Guinness is rolling out a new product in the U.S., Nitro IPA, in nitrogenated cans and on tap at select bars. The beer is a part of Guinness' The Brewers Project in which six brewers are exploring new beers at a pilot brewery at Dublin's St. James's Gate.
At a preview dinner last night two Guinness employees talked about the beer, noting that the company values balance in their beers. While the beer is brewed with five hop varieties - Admiral to start, Topaz and Celia in the whirlpool, followed by Challenger, Cascade and more Topaz for dry-hopping - they were clear that this is an Irish IPA, not an American IPA. This is a particularly important distinction for hop heads like myself that are used to a strong hop punch from their IPAs. The combination of being an Irish IPA, being served on nitro - which tends to mellow the hop bite of any beer - and being brewed with the same proprietary, 100+ year old yeast strain used in Guinness stouts makes for a beer that one might be more pleased with were it called a Pale Ale instead. It's a simple fact that there are expectations based on style and when a beer doesn't meet that expectation the overall impression may be less than stellar no matter how well made the beer is.
When asked about who the brewers hoped to reach with this beer, they said it wasn't developed with a particular segment of drinkers in mind. I'm certain they're hoping to tap into both the pool of IPA fans they hadn't reached in the past as well as those who are classic Guinness stout fans. Whether each pool will be hooked will be interesting to see as it likely won't be hoppy enough for most IPA fans and perhaps too hoppy for stout fans. Either way, one cannot dispute the visual appeal and silky mouthfeel the nitrogen widget, developed by Guinness in 1988, produces. And at the suggested retail price of $8.99 for a six pack of 11.2oz cans, it is an approachable price point.

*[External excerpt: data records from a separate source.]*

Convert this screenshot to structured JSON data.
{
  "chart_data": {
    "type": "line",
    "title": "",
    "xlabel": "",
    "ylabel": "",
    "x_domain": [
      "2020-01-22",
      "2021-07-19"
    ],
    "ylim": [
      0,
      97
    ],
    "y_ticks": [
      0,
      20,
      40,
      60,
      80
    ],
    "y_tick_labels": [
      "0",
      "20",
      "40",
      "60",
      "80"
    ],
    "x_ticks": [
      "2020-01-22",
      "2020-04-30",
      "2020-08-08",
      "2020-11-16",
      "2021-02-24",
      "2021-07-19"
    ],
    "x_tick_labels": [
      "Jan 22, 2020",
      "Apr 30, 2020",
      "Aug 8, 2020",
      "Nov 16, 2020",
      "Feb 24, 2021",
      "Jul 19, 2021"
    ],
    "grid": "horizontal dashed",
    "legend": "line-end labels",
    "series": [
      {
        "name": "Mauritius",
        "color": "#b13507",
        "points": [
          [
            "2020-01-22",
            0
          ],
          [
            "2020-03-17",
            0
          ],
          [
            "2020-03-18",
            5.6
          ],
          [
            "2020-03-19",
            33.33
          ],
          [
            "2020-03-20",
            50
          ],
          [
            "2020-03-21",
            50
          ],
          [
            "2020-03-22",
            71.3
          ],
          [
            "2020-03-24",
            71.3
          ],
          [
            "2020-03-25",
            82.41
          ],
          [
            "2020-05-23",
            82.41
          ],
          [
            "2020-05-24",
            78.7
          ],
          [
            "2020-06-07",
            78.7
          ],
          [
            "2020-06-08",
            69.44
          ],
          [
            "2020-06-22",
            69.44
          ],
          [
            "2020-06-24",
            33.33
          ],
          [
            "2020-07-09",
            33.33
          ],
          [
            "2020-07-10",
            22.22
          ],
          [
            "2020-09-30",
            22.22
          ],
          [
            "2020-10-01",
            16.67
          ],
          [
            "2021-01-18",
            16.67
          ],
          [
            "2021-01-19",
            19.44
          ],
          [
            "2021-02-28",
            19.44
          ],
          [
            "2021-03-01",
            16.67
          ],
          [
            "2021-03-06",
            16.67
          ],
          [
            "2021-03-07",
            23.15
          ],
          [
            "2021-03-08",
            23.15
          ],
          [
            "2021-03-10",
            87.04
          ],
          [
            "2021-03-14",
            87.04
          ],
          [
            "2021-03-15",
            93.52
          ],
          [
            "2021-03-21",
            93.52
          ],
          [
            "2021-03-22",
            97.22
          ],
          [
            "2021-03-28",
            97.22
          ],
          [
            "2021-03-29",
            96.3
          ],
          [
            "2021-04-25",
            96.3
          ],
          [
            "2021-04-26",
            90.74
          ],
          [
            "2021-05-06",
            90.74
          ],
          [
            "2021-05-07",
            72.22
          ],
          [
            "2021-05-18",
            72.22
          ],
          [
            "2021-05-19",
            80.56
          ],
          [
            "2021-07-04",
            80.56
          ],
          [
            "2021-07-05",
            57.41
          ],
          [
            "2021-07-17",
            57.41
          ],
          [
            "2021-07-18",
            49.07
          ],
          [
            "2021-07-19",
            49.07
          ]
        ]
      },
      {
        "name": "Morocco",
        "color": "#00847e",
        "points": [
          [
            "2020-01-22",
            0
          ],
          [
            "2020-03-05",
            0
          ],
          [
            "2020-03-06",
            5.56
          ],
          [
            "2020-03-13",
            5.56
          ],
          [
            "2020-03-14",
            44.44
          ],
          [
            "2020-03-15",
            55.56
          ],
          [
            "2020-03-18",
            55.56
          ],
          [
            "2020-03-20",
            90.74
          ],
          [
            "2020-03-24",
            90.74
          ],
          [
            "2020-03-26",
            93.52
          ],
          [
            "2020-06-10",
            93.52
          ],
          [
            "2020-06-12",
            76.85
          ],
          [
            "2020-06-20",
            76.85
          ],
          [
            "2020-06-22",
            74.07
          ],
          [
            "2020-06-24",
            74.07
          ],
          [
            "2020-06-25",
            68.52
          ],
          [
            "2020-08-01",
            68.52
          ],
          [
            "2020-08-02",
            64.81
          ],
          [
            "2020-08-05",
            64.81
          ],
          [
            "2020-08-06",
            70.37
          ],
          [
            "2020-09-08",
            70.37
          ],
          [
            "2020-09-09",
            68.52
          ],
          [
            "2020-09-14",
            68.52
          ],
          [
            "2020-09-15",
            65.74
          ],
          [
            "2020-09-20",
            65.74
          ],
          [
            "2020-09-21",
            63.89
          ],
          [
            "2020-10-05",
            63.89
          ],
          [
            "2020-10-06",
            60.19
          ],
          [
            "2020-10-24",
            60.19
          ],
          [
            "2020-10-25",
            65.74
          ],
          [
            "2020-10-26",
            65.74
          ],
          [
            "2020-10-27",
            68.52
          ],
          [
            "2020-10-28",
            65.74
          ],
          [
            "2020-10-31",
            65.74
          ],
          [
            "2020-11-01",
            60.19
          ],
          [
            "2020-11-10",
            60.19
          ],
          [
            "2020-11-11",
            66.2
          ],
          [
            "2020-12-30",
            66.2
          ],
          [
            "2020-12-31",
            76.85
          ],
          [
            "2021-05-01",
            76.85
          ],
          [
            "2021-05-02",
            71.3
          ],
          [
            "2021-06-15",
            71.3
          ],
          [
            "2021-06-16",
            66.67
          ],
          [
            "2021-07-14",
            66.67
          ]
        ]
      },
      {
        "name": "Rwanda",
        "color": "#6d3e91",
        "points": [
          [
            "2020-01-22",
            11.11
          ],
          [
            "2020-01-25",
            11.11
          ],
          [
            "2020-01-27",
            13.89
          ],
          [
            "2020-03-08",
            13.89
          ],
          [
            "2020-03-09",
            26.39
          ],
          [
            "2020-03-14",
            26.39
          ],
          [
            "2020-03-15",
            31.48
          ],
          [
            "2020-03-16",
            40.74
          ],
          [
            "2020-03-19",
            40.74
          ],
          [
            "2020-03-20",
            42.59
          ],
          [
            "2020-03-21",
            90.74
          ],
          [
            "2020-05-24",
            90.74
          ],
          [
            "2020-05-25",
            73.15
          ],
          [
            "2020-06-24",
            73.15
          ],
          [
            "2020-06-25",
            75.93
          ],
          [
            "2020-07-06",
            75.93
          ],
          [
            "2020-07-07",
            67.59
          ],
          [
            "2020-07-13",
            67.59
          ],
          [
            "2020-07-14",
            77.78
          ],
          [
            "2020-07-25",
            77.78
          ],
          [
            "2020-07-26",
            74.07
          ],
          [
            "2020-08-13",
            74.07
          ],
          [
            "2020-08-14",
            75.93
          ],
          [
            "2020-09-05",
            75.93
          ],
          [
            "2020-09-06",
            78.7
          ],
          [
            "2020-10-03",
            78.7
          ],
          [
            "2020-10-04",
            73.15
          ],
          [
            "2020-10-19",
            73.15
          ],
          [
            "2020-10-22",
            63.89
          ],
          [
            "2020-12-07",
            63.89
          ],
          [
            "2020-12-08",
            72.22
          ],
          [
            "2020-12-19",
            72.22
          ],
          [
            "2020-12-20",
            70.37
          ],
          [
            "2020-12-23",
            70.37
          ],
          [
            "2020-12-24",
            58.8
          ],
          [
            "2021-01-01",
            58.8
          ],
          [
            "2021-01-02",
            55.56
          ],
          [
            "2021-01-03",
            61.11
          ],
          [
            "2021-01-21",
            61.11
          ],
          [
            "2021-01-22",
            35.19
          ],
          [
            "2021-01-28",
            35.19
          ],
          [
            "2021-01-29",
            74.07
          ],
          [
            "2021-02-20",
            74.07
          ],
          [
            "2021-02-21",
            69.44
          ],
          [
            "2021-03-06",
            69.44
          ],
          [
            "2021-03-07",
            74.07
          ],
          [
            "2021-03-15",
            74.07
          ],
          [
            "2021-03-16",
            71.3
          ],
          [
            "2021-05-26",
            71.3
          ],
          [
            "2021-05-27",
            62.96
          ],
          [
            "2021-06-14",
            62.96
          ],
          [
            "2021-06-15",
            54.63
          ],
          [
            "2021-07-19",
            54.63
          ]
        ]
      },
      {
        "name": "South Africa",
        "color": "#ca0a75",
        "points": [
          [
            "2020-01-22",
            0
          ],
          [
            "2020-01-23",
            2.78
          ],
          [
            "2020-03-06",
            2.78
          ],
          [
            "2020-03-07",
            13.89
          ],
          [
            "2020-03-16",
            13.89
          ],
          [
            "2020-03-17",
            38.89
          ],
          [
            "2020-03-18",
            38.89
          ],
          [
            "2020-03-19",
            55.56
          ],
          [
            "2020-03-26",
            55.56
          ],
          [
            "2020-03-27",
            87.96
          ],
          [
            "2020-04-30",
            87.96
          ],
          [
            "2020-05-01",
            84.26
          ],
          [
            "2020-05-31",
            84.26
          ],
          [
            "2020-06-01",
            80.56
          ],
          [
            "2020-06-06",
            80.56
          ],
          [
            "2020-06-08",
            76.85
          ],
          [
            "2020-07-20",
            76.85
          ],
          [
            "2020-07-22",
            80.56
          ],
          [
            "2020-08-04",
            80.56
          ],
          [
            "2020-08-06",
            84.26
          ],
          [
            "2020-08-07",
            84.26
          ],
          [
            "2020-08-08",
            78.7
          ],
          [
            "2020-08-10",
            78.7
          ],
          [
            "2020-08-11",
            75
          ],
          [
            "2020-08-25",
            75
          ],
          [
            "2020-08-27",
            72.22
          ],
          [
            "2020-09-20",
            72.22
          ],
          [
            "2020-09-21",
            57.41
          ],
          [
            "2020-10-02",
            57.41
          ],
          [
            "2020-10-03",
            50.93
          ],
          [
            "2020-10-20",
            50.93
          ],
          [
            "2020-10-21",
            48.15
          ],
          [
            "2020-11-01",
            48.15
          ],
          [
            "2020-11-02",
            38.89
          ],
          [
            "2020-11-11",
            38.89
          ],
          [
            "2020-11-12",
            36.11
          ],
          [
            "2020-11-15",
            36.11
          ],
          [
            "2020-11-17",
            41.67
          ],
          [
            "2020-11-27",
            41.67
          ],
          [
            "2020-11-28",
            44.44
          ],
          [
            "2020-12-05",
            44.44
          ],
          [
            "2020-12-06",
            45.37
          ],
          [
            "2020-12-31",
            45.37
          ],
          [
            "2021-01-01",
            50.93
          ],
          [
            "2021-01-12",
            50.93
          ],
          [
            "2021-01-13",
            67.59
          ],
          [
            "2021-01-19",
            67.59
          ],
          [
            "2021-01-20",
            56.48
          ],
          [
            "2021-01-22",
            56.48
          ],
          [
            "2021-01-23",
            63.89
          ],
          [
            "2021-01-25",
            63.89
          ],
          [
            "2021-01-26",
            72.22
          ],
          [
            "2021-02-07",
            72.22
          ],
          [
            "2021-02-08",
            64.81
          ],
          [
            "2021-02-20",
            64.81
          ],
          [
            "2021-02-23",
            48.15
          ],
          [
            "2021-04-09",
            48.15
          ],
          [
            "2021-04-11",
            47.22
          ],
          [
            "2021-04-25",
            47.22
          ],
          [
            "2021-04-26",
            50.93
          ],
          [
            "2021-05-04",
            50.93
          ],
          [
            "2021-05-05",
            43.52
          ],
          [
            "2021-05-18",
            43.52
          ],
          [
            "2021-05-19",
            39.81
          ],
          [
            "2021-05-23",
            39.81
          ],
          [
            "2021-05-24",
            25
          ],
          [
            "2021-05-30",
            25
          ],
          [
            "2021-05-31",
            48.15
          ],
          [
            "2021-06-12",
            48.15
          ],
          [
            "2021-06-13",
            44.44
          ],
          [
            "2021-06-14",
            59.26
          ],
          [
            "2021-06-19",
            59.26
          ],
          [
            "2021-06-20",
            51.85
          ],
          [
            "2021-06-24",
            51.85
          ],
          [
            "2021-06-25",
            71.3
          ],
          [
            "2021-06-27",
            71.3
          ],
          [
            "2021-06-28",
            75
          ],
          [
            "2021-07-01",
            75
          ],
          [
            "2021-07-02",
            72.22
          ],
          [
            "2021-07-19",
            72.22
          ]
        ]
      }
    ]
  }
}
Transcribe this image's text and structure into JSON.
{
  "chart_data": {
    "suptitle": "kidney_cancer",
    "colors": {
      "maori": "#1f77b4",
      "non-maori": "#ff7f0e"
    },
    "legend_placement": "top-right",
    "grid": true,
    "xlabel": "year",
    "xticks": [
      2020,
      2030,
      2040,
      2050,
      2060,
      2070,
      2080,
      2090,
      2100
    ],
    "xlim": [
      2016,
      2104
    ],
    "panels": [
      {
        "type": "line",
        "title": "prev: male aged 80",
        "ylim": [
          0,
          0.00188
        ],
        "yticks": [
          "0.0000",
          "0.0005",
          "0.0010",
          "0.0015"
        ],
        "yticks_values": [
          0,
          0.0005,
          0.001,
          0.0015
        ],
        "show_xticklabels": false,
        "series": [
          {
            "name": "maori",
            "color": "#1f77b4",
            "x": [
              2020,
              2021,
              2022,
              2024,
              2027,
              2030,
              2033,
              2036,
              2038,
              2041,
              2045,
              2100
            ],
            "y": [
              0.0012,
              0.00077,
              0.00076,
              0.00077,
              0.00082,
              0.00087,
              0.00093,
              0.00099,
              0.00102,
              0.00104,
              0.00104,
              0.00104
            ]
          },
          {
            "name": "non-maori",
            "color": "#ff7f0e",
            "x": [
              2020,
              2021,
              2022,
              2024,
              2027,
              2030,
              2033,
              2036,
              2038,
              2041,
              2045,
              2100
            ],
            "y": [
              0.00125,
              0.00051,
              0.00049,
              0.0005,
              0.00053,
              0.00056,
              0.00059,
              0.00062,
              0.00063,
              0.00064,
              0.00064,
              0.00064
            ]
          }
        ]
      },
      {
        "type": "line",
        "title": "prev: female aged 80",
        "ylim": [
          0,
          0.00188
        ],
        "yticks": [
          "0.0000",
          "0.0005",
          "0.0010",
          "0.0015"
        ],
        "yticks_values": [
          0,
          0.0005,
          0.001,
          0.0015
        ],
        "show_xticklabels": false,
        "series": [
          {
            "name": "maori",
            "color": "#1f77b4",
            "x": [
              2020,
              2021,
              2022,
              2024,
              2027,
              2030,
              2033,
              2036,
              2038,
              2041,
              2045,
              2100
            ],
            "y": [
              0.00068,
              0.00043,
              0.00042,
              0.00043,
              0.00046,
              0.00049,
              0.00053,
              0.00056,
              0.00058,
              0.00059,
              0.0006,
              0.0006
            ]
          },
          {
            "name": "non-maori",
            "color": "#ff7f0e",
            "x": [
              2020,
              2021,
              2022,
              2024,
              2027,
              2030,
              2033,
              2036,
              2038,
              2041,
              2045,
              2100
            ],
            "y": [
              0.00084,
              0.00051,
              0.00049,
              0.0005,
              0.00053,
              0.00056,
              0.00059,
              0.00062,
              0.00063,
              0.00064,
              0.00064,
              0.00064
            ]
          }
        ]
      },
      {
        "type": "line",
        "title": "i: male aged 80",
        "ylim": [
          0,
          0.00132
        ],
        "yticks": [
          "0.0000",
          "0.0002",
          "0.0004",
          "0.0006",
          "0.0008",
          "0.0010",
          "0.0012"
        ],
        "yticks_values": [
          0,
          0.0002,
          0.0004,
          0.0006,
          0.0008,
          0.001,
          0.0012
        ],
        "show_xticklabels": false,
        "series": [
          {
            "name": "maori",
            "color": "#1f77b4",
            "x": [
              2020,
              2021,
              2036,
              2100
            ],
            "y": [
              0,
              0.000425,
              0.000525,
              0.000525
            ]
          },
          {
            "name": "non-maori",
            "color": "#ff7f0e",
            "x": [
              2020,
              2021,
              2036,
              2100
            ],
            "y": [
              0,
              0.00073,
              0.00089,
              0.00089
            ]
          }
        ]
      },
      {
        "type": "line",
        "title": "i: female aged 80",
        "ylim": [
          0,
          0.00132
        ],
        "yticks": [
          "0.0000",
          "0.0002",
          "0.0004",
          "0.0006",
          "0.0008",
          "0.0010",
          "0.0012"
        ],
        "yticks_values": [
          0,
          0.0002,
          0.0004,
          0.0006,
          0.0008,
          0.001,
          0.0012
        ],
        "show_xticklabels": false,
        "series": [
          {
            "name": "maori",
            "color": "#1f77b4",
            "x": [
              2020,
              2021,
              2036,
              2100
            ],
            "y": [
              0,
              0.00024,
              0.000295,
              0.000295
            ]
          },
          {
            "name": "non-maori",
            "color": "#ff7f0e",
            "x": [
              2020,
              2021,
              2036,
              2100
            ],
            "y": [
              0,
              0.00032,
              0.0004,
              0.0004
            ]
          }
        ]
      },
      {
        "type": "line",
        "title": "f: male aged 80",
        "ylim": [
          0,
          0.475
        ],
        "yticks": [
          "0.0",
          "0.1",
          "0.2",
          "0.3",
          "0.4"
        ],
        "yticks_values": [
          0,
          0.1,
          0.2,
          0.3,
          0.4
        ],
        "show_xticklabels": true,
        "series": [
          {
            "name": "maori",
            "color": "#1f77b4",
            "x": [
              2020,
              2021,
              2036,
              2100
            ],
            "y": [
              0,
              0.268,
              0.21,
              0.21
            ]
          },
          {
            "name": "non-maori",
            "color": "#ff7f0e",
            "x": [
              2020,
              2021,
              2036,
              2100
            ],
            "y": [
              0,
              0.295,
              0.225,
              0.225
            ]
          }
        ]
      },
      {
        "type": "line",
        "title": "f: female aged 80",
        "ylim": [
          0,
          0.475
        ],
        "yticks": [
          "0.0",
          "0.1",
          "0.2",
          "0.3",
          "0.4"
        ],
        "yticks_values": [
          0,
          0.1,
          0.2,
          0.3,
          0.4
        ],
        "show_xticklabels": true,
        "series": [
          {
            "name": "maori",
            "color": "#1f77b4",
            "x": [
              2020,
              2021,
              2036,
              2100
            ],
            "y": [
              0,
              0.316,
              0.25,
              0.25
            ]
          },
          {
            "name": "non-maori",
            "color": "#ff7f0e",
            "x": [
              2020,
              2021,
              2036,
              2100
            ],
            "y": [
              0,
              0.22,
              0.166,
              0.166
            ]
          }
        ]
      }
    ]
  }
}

Seeing that it was a "dinner" you might be wondering how the beer pairs with food. My overall impression was that it is a good "with food" beer. By that I mean that while the beer didn't pop or make any of the dishes pop, it also didn't distract from, clash with or overpower any of the dishes either. Even the dessert, Guinness Pot Au Creme, which I hoped would be served with stout, remained delicious with the IPA. A sessionable - 5.8% ABV - beer, it is one that could easily consume a few pints of during the course of dinner, or an evening.